I have recently (March, 2014) defended my PhD in Roman Law based at the Universities of Valencia, Alicante and Palermo. It focused upon the issue of criminal liability for shipwrecking in the light of the edict De incendio ruina naufragio rate nave expugnata (D. 47, 9, 1), and I have tried to relate legal sources with the archaeological evidence in order to explain the measures provided by the praetorian edict.
I have just joined the PortusLimen project with the aim of undertaking a PhD in the subject of epigraphy and merchandise. The basis for my research will be the inscriptions that could be found on the so-called instrumentum domesticum (sets of tools and objects for everyday use and household).
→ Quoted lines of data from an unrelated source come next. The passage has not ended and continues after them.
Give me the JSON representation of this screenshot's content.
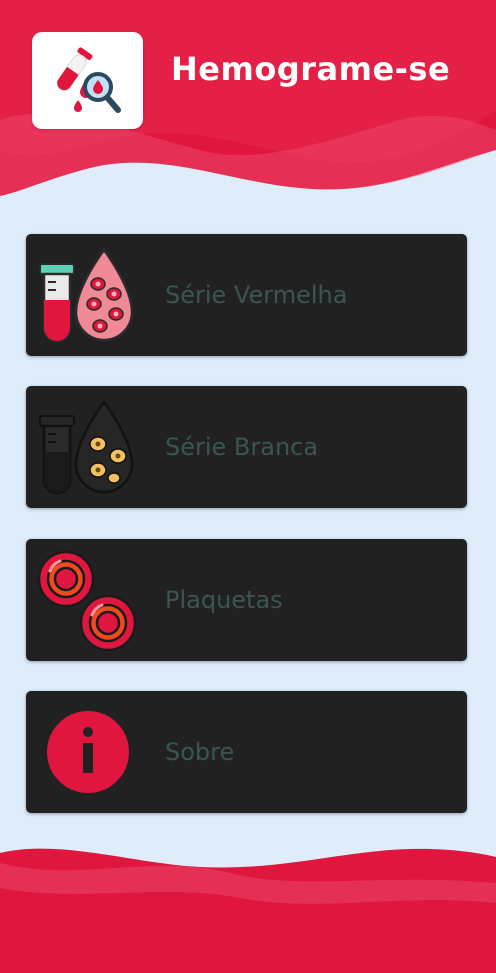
{
  "header": {
    "app_title": "Hemograme-se",
    "logo_icon": "blood-test-magnifier-icon"
  },
  "menu": {
    "items": [
      {
        "label": "Série Vermelha",
        "icon": "red-blood-cells-test-tube-icon"
      },
      {
        "label": "Série Branca",
        "icon": "white-blood-cells-test-tube-icon"
      },
      {
        "label": "Plaquetas",
        "icon": "platelets-icon"
      },
      {
        "label": "Sobre",
        "icon": "info-icon"
      }
    ]
  },
  "colors": {
    "primary": "#e0163f",
    "background": "#dfedfb",
    "card": "#212121",
    "card_text": "#3a5555"
  }
}
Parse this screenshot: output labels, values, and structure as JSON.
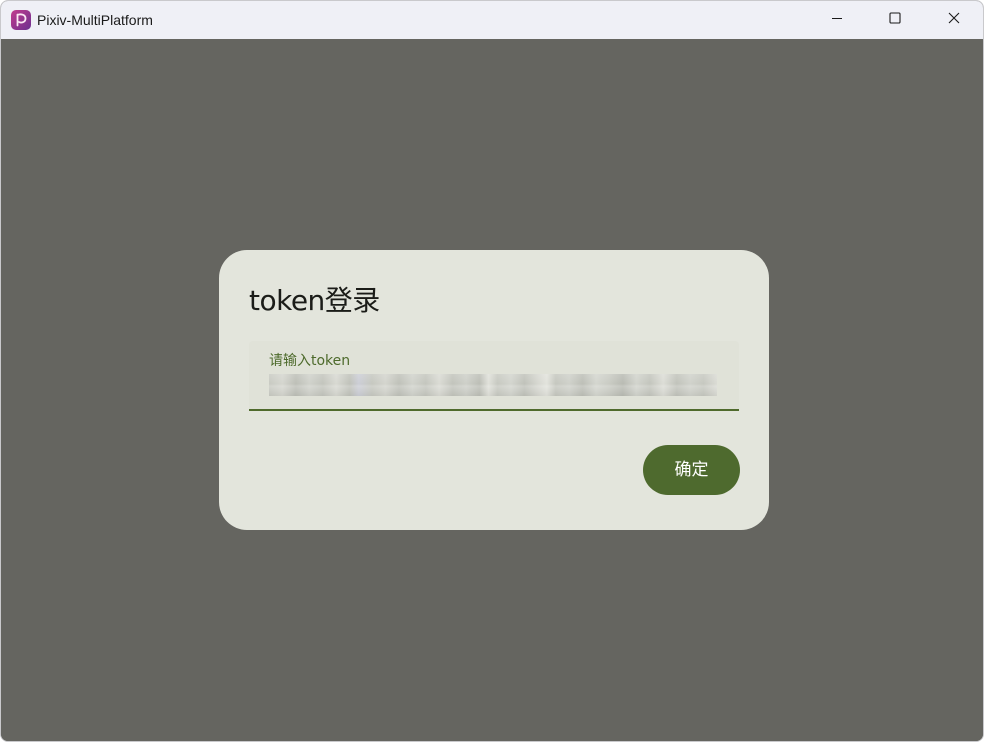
{
  "window": {
    "title": "Pixiv-MultiPlatform",
    "app_icon": "pixiv-logo-icon",
    "controls": [
      "minimize-icon",
      "maximize-icon",
      "close-icon"
    ]
  },
  "dialog": {
    "title": "token登录",
    "field": {
      "label": "请输入token",
      "value": "••••••••••••••••••••••••••••••••••••••••••••",
      "value_obscured": true
    },
    "confirm_label": "确定"
  },
  "colors": {
    "titlebar": "#eff0f6",
    "backdrop": "#656560",
    "dialog_bg": "#e3e5dc",
    "field_bg": "#e0e2d8",
    "accent": "#4e6a2e",
    "icon_brand": "#9b2f8a"
  }
}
My aim is not to make a catalogue of inscriptions, but to undertake comparisons and to try to understand their meaning of inscriptions in relation to the controlling procedures of various authorities, a goal that can be achieved in the light of our understanding of legal sources. My research will be touching upon the following issues:
- Possible systematization of the inscriptions
- Spatial distribution of the inscriptions.
- Their broader context in private and public Law.
- Relationship between the inscriptions and the liability of the subjects involved in the transaction.
- Duties and responsibilities of the custodes of the instrumentum domesticum.
- Role of the inscriptions in terms of guarantees of particular transactions.
- Understanding the control procedures involved in the business developed (annona, customs, market control) in the light of the inscriptions.
One clear example about the research that we would need to develop to achieve this goal, would be based upon the study of published materials, especially the tituli picti upon amphorae in general, and the Dressel 20 in particular, in comparison with many other items, as casks, lead-tags, marble and ingots.
Some similarities between fullones’ lead tags and amphorae may well refer to the common treatment of fullones and the magistri navium in the Digest as far as their liability towards res suscepta was concerned, most notably title 4, 9 of the Digest, Nautae caupones stabularii ut recepta restituant. As we know, the praetor enacted his edicts in order to prevent irregular situations. In this case, it is clear that if the praetor related together three subjects in the same edict, it was because they had an element in common, such as the custodia of other people’ s belongings. This one is just an example that how the epigraphy of the instrumentum domesticum can help us understand key questions of relating to the activities carried out in the ports of the Roman Mediterranean.